Removal of aa 166-289 from HDAC4ΔC abolished its repressional activity and the proapoptotic function. These data further support the link between the repressional and the cell death activities of HDAC4. Curiously, the deletion HDAC4ΔC/Δ166-185, which should remove the previously reported MEF2 binding site (Wang and Yang, 2001
), was still able to repress MEF2C transcription. Repression of MEF2C by the HDAC4 fragments lacking this putative binding site has already been observed (Wang et al., 1999
). Two possible explanations can be evoked: 1) An additional MEF2C binding site could exist in HDAC4ΔC. 2) It could be possible that HDAC4ΔC/Δ166-185 is recruited, through different interactors, to MEF2 promoter independently from the binding to MEF2. Interestingly within the amino-terminal region of HDAC4 an oligomerization domain has been mapped (Wang and Yang, 2001
; Kirsh et al., 2002
). Therefore, HDAC4ΔC/Δ166-185 could interact with endogenous HDAC4 and be recruited in the complex containing MEF2C.
Diverse cellular decisions are controlled by the MEF2 family of transcription factors in different cell types (McKinsey et al., 2002
), including proapoptotic (Youn et al., 1999
) and prosurvival functions (Mao et al., 1999
). Protection from apoptosis has been observed in postmitotic neurons. RNA interference on MEF2A, revealed a critical role of this factor in the neuronal activity-dependent survival of granule neurons (Gaudilliere et al., 2002
). Moreover, when the same cells were challenged to apoptosis by K+
withdrawal, MEF2A and MEF2D underwent a caspase-mediated processing (Li et al., 2001
). Caspase-dependent processing of MEF2 family members has also been investigated in mature cerebrocortical neurons in response to excitotoxic insults. In this cellular system, the caspase-dependent cleavage of MEF2 transcription factors generates fragments that act in a dominant-interfering manner to abrogate MEF2-dependent neuroprotection (Okamoto et al., 2002
). Similarly caspase-dependent cleavage of SRF, another prosurvival factor that is regulated by HDAC4, inhibits its transcriptional activity (Bertolotto et al., 2000
; Drewett et al., 2001
This evidence suggests that caspases act in coordinated manner to suppress the survival pathways regulated by SRF and MEF2 transcription factors both in “cis” by the direct cleavage of the transcription factors and in “trans” by regulating HDAC4 function. In this scenario, when a limited level of caspases is activated by mitochondria, HDAC4 cleavage could sustain the apoptotic signal by acting on mitochondria in a sort of amplificatory loop.

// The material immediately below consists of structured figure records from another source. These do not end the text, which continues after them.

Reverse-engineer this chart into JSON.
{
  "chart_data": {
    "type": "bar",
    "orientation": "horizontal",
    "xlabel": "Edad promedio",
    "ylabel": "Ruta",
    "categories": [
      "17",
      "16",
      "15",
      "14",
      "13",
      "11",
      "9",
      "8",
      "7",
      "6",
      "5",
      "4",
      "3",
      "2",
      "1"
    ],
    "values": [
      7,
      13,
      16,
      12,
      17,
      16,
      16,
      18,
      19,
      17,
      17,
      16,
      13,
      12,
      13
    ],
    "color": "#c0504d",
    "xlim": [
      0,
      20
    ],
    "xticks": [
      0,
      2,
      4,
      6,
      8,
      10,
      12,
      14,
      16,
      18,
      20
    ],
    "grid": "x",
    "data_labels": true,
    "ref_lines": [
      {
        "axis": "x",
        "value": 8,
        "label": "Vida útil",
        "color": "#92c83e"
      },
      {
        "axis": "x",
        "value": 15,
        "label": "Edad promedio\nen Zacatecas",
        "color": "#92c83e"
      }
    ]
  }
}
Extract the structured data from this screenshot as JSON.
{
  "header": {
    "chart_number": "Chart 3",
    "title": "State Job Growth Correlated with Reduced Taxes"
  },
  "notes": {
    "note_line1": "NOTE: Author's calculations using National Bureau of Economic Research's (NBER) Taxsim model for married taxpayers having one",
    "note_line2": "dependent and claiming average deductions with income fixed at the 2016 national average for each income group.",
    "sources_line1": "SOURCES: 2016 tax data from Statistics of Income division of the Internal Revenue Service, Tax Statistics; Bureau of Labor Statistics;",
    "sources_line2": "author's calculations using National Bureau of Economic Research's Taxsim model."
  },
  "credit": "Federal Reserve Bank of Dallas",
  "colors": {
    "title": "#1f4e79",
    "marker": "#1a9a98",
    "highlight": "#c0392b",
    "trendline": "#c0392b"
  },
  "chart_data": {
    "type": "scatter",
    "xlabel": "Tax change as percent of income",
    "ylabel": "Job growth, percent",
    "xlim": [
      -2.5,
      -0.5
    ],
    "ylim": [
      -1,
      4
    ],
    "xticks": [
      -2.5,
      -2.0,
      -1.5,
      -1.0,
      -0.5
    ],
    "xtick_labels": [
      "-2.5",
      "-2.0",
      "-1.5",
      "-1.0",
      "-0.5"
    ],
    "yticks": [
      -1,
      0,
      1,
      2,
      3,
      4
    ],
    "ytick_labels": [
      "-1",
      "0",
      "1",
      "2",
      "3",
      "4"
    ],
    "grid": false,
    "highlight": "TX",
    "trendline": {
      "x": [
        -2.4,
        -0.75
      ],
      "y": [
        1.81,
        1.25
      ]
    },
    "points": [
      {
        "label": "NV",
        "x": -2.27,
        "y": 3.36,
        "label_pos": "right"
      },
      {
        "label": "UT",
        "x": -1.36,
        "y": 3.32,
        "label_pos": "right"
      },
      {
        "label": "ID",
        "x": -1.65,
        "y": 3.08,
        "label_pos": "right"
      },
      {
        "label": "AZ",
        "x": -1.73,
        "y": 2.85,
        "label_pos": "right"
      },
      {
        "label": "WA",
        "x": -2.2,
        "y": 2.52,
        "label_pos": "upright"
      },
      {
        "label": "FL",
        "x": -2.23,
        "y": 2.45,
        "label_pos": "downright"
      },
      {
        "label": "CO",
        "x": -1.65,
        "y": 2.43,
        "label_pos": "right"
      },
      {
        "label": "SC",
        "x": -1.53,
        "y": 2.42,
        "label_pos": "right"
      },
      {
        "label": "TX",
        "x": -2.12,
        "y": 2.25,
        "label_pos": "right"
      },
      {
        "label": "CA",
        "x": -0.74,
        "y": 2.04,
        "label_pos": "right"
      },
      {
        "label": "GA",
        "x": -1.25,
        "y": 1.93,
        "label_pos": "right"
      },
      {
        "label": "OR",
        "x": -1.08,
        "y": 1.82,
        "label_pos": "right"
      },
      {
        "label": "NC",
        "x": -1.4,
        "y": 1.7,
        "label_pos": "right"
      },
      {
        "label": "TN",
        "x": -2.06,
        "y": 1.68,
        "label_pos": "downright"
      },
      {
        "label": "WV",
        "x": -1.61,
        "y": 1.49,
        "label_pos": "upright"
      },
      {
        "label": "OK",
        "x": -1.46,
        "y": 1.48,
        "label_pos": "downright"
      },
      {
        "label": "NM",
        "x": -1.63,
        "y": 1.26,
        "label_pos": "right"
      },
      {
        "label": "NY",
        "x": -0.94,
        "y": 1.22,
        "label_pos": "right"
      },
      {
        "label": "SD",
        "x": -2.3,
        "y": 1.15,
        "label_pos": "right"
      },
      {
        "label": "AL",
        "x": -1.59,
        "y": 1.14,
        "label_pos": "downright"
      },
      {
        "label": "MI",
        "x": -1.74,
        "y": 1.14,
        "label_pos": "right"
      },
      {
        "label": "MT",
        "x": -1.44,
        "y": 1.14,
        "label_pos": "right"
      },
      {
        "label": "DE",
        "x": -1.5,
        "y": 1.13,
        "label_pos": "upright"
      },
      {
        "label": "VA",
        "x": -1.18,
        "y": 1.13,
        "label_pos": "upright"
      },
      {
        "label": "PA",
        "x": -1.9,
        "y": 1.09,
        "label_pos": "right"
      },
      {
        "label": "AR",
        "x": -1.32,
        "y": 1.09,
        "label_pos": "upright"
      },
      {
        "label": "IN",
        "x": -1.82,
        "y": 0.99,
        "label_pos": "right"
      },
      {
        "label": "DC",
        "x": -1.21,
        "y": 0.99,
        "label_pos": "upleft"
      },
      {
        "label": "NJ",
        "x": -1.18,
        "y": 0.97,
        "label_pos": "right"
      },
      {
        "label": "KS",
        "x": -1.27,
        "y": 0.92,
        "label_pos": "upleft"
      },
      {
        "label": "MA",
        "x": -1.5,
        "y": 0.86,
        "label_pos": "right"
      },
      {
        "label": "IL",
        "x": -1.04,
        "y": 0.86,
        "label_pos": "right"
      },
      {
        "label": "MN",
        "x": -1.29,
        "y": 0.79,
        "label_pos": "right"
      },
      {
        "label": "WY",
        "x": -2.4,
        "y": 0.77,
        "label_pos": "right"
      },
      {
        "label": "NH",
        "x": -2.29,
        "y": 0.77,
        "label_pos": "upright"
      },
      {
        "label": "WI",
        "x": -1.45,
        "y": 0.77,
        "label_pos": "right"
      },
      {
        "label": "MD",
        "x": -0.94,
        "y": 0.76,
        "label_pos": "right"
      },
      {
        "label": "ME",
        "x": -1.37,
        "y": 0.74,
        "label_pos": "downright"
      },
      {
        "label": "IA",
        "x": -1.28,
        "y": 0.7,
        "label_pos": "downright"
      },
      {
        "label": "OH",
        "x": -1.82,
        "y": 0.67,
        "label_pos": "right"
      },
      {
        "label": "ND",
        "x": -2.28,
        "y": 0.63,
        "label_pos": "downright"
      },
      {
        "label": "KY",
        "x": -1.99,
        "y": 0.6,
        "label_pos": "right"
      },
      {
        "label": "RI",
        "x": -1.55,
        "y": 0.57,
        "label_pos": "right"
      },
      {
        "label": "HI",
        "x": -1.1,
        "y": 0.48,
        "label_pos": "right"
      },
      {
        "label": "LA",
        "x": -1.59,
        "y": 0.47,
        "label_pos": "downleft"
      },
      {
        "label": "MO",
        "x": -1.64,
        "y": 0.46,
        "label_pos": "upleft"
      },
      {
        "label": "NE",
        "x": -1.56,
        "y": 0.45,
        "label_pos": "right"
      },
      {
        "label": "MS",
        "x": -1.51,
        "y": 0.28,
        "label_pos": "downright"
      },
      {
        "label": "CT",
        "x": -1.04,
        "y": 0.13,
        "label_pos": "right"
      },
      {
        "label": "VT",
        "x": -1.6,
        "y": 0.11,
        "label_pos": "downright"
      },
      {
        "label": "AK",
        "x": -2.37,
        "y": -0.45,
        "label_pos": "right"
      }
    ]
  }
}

Interestingly ectopically expressed HDAC5 promotes apoptosis (Huang et al., 2002
), and in a transgenic mouse model the inducible expression of a signal resistant form of HDAC5 in cardiomyocytes resulted in sudden death of the mice. Cardiomyocytes death and dramatic changes in mitochondrial morphology were observed (Czubryt et al., 2003
). MEF2 and HDAC5 regulate in an opposite manner peroxisome proliferator-activated receptor γ coactivator 1α (PGC-1α) expression, a master regulator of mitochondria biogenesis (Puigserver et al., 1998
; Wu et al., 1999
). Because HDAC4ΔC controls cell survival through the mitochondrial pathway, it will be interesting to evaluate whether PCG-1α expression is modulated by HDAC4ΔC and whether PCG-1α can counteract apoptosis induced by this deletion.